Guttmann R D, Poulsen R S
Proc Eur Dial Transplant Assoc. 1981;18:357-61.
In order to determine immunoregulatory lymphocyte subsets in patients with long surviving renal allografts, a study utilising functionally characterised monoclonal antibodies with analysis by flow cytometry using a Fluorescence Activated Cell Sorter was carried out. Cells from 35 patients with allograft survival from one to 15 years were analysed with monoclonal antibodies for the following markers: inducer-helper, cytotoxic-suppressor, monocytes, Ia, IgG and IgM. Control groups consisted of long-term dialysis patients and a group of normal individuals. The results show a strikingly significant difference between the long-term allograft recipients and the control population in terms of the inversion of the normal inducer-helper to cytotoxic-suppressor ratio. Additionally, there were significant differences in the number of Ia+ cells in long-term transplant patients and dialysis patients compared with normals. No impressive differences were found in the numbers of Ig bearing cells. Thus the long-term allograft state is a clear example of an overabundance of cellular suppression and may explain many of the general phenomena seen in surviving recipients.

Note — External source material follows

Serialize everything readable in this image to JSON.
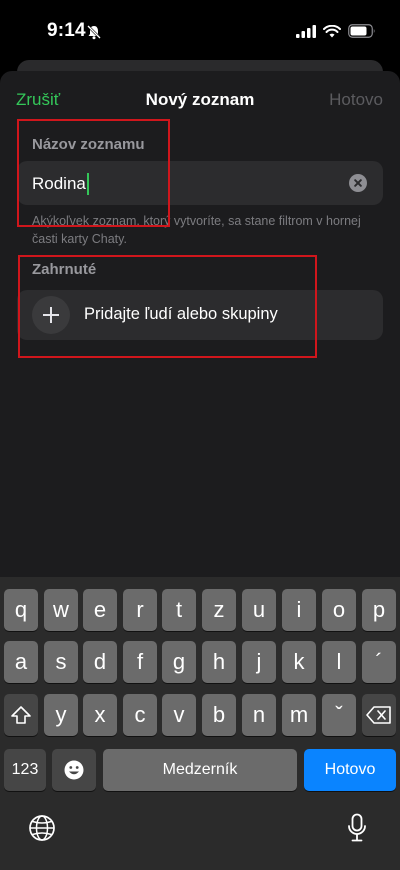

为了确定长期存活的肾移植受者体内的免疫调节淋巴细胞亚群,开展了一项研究,该研究使用功能特性明确的单克隆抗体,并通过荧光激活细胞分选仪进行流式细胞术分析。对35例移植肾存活1至15年的患者的细胞用单克隆抗体分析以下标志物:诱导辅助细胞、细胞毒性抑制细胞、单核细胞、Ia、IgG和IgM。对照组包括长期透析患者和一组正常个体。结果显示,长期移植受者与对照人群相比,正常诱导辅助细胞与细胞毒性抑制细胞比例倒置存在显著差异。此外,长期移植患者和透析患者体内Ia+细胞数量与正常人相比也存在显著差异。在携带免疫球蛋白的细胞数量上未发现明显差异。因此,长期移植状态是细胞抑制过度的一个明显例子,这可能解释了存活受者中出现的许多普遍现象。